Daniel’s question in class on Monday, about whether we were planning to release the ads we have found to the public, reminded me that we had earlier discussed the possibility of tweeting out our transcriptions with a link to the zoomed image in Portal of Texas History.
This tutorial suggests that may not be too difficult, especially now that we have a way to get all of our transcriptions out of our spreadsheets and into text files. It would be possible to write a script that reconstructs the URL to the page image from the title of our text files, and then tweets the first several words of the transcription with a link. That could be a way both of sharing our finds and of increasing interest in our larger project.
Is this something we would still be interested in doing? Thoughts?
Over the weekend I wrote up a script called
txparser.py to get our Texas ads out of the Google Drive spreadsheet where we’ve been collecting them. To use the script, I first downloaded each sheet of our spreadsheet into a separate CSV (comma-separated value) file. (This is a text-based spreadsheet file format that can be easily opened in Microsoft Excel, by the way.) The script then iterates over the CSV files and generates a ZIP file containing each transcribed ad in a text file of its own.
Today in class I briefly mentioned TF-IDF (Term Frequency-Inverse Document Frequency) as a possible way for us to identify "give away" words that might appear more frequently in a particular document. Here are some introductory explanations of the method:
And here’s a cool visualization experiment using TF-IDF made by Tim Sherratt, who also made the Real Face of White Australia and Headline Roulette sites shown in class today.
I also mentioned Named Entity Recognition in class; this is the same library used by the Rezo Viz tool that Daniel and Alyssa showed us in their Voyant Tools presentation. It may be possible for us simply to use Voyant as an interface for NER and export a list of place and person names from our ads, but we need to look into this further.
Don’t forget that we will be having our first meeting of the semester this Friday at 5:30 in Keck Hall, Room 101 (the building with Valhalla). Dinner will be provided for everyone at the beginning.
Our guests for the workshop this Friday afternoon are Natalie Houston and Neal Audenaert. They have received a start-up grant from the NEH Office of Digital Humanities to build a program they are calling The Visual Page.
In my posts on learning Python (Part I and Part II), I’ve been trying to create a script that takes one of my old blog posts and turns it into a correctly formatted markdown file using a program called Pandoc. In plainer English, I’m trying to take some stuff that looks like this and make it look like this.
The ultimate goal is to take a list of URLs from my blog and make an EPUB out of all the content. Getting each page into a Markdown file is an intermediate step. My last post figured out how to do this with at least one page, but I’ve now figured out how to take a list of URLs, convert each of them to markdown, and append the resulting text all together in one file.
In my last Python post, I learned how to get a single webpage from one of my old blogs and convert it from HTML into Markdown. My objective, if you recall, is to take a list of posts from my old blog and convert them into an EPUB.
I chose this task mainly to give me a reasonable goal while learning python, but I’m also thinking about some of the practical uses for a script like this. For instance, say you had a list of webpages containing primary source transcriptions that you wanted your students to read. A script like the one I’m trying to write could conceivably be used to package all of those sources in a single PDF or EPUB file that could then be distributed to students. The popularity of plugins like Anthologize also indicate that there is a general interest in converting blogs into electronic books, but that plugin only works with WordPress. A python script could conceivably do this for any blog.

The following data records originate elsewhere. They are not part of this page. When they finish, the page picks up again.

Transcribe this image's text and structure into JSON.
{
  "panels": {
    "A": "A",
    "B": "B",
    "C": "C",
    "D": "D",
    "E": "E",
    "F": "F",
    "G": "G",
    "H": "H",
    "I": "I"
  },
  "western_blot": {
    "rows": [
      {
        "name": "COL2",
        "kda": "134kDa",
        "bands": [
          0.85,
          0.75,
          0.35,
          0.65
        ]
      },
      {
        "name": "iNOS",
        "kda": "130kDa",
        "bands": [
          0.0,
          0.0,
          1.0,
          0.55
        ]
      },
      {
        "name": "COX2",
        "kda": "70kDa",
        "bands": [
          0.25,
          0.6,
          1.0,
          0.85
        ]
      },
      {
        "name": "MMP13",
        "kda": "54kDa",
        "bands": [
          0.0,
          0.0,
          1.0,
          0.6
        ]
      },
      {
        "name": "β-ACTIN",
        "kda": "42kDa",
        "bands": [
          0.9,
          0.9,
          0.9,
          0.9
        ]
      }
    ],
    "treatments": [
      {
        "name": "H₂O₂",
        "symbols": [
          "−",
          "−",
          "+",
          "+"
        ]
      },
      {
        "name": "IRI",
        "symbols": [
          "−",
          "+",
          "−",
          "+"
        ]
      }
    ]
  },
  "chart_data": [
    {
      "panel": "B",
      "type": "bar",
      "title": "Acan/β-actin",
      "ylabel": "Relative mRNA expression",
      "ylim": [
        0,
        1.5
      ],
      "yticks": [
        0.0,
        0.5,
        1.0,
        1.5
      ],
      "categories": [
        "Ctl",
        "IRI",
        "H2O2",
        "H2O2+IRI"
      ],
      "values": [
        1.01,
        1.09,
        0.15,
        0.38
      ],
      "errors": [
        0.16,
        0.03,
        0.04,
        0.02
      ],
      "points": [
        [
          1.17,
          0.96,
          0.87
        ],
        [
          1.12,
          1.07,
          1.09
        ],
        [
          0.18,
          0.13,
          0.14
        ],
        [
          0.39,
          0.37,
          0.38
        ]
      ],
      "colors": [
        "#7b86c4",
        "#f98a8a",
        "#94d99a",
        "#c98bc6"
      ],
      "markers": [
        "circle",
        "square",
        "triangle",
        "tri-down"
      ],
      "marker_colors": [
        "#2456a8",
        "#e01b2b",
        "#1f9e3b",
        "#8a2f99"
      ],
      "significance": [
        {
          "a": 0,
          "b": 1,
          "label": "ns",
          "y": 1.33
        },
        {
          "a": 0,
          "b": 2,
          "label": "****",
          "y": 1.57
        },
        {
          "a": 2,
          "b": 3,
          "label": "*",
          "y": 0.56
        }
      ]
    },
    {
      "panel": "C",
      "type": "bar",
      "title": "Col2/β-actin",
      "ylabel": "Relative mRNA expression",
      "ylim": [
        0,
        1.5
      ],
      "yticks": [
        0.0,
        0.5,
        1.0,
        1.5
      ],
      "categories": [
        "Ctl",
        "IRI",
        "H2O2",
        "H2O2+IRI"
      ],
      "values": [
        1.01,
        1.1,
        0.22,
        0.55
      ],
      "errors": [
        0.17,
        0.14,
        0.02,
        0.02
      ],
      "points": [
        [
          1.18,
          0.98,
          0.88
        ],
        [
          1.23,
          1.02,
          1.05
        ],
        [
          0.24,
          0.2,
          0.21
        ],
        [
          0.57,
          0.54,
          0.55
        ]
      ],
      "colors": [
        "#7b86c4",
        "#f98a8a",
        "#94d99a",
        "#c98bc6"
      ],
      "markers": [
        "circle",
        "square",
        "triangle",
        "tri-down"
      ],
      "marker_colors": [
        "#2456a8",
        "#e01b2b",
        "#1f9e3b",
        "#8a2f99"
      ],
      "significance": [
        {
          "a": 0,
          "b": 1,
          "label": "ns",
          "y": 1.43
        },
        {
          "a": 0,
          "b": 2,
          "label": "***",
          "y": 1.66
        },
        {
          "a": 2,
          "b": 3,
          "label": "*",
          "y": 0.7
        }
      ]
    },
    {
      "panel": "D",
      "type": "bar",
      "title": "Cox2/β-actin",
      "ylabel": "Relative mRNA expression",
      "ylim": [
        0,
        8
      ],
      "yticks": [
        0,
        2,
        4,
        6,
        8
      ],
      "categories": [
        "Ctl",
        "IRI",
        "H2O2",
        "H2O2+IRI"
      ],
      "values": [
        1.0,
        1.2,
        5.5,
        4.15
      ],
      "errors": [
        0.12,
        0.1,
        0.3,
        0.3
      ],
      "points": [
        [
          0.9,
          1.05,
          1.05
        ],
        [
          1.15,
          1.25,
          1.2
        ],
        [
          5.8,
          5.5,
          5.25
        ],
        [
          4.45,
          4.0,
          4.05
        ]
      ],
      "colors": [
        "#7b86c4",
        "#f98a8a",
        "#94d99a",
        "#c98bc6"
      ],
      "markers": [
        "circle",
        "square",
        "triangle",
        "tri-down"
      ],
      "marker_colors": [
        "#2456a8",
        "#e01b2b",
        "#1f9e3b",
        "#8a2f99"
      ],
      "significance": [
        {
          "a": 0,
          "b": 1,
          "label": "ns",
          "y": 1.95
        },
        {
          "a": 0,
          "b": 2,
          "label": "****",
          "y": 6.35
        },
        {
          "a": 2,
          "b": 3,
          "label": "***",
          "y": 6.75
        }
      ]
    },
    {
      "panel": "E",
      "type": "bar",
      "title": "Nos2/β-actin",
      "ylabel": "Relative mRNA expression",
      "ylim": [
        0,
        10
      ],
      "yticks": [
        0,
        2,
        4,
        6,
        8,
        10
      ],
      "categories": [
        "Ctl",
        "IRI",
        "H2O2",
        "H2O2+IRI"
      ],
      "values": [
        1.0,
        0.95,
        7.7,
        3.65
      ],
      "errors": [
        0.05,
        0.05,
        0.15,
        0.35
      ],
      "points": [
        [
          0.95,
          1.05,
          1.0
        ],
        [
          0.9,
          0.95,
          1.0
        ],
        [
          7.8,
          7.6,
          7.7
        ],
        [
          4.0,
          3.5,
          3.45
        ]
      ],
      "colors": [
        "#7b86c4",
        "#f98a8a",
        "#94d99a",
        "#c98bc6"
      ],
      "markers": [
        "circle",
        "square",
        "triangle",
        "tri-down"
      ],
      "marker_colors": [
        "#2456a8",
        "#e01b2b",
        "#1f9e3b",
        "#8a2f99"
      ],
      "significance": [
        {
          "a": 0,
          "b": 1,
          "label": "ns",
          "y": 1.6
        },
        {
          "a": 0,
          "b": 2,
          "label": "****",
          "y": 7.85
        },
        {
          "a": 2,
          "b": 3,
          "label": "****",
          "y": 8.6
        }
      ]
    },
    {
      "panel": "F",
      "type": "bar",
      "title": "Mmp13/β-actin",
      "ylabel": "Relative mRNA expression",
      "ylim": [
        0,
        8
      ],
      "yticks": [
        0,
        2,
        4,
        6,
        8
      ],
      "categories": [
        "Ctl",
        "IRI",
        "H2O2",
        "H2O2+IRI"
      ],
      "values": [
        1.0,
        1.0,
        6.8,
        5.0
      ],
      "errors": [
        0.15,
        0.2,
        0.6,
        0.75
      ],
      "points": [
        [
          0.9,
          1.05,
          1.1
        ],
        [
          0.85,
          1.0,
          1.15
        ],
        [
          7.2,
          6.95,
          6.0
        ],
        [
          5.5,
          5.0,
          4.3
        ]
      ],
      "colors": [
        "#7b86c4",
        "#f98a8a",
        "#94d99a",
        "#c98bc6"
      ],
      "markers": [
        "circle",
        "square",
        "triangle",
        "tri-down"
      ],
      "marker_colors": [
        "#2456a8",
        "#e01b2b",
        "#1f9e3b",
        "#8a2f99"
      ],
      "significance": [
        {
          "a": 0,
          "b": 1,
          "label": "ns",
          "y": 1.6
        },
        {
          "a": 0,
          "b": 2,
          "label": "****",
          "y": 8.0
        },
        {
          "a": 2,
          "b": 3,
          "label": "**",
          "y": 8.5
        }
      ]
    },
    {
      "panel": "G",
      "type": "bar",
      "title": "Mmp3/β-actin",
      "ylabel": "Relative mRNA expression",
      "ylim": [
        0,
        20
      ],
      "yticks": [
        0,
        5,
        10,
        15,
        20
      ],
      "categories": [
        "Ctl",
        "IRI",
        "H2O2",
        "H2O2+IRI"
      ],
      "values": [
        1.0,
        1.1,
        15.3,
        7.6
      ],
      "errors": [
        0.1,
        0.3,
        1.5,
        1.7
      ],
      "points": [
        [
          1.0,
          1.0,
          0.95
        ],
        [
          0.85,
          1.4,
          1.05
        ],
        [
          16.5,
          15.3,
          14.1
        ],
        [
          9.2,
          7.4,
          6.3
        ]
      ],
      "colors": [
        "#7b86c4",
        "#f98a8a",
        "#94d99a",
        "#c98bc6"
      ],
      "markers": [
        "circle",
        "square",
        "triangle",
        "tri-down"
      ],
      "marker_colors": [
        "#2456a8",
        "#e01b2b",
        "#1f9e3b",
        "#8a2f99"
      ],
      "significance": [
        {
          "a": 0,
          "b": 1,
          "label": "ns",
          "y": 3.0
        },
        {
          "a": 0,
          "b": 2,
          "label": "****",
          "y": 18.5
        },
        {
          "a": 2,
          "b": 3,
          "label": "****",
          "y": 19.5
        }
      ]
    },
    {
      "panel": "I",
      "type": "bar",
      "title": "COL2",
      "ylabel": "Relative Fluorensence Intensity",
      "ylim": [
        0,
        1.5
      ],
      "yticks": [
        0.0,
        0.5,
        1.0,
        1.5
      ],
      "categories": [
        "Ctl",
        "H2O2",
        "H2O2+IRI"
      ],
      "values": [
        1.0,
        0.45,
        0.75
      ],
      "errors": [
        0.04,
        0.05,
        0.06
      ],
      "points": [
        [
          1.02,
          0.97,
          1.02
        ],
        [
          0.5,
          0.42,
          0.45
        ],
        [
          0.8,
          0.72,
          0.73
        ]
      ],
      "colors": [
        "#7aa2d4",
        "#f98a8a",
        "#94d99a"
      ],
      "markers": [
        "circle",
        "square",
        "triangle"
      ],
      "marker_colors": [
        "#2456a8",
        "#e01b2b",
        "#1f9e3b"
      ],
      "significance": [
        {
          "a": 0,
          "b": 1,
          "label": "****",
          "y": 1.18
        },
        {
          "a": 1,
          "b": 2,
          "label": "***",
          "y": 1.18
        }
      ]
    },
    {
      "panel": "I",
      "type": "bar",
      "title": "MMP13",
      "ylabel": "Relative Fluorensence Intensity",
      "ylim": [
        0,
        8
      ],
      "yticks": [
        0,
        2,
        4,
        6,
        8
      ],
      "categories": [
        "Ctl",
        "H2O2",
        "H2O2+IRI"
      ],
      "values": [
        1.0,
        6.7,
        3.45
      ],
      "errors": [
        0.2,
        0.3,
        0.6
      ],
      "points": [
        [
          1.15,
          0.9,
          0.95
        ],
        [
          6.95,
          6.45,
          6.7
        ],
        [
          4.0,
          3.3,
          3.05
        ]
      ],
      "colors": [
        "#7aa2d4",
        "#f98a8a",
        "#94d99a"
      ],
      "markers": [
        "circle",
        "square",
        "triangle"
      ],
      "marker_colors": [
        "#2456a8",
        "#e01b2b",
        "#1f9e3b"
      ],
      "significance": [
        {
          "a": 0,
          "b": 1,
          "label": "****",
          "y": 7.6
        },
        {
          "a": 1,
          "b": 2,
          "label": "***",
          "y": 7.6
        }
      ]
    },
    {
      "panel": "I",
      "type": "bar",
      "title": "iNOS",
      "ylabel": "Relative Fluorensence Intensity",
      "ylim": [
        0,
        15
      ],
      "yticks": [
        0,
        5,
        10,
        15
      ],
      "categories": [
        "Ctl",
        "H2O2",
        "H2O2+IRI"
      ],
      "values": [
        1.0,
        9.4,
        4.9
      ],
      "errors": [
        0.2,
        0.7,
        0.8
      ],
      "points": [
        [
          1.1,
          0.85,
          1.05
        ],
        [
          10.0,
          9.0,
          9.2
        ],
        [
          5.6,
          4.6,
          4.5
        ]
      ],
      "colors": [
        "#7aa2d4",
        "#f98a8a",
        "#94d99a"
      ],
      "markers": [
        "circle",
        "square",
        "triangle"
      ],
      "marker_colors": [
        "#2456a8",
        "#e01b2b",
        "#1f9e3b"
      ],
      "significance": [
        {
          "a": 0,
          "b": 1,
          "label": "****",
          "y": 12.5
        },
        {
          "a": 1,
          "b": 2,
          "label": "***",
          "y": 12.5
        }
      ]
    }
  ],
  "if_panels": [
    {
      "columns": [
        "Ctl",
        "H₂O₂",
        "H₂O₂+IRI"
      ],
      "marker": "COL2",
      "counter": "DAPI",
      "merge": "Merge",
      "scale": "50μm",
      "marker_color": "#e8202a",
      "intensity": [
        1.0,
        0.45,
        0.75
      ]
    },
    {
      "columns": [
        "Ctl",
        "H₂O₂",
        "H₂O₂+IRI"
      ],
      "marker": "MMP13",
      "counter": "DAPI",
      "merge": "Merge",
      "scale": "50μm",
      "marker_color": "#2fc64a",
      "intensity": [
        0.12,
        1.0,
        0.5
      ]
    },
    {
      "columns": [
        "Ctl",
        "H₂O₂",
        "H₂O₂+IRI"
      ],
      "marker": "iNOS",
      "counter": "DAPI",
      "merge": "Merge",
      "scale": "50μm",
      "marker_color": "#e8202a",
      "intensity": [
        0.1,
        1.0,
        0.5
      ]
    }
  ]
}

I’m quickly learning, however, that making this script portable will require quite a bit of tweaking. Which is another way of saying "quite a bit of geeky fun"!
This semester I have been trying to learn a little bit about Python, an open-source programming language. Python is the language used in the introductory undergraduate course for Computer Science here at Rice (and it’s actually the basis for Rice’s first Coursera offering). Fortunately, however, there is an even more introductory course on Python aimed historians. It’s called The Programming Historian, and it’s what I’m using to get started with the language.
The Programming Historian offers lessons and example code that can be immediately useful. Indeed, we heard from Scott Nesbit earlier this semester that he used the lesson on Automated Downloading with Wget to download the Official Records webpages used for the Visualizing Emancipation project. The Programming Historian is also built on the assumption that the best way to learn programming is to do it. History graduate student Jason Heppler puts the point this way in his excellent essay How I Learned to Code:
How do I continue to learn? I simply dig in. Computers are best learned not though books or lecture, but by hands-on experience. … I learn and I write. I trace other’s code to see what each line of code does and how everything fits together.
I decided that if I was going to learn Python, I was going to have to "just dig in" too. So I came up with something I wanted to do, and I’ve set out to see if I can do it in Python.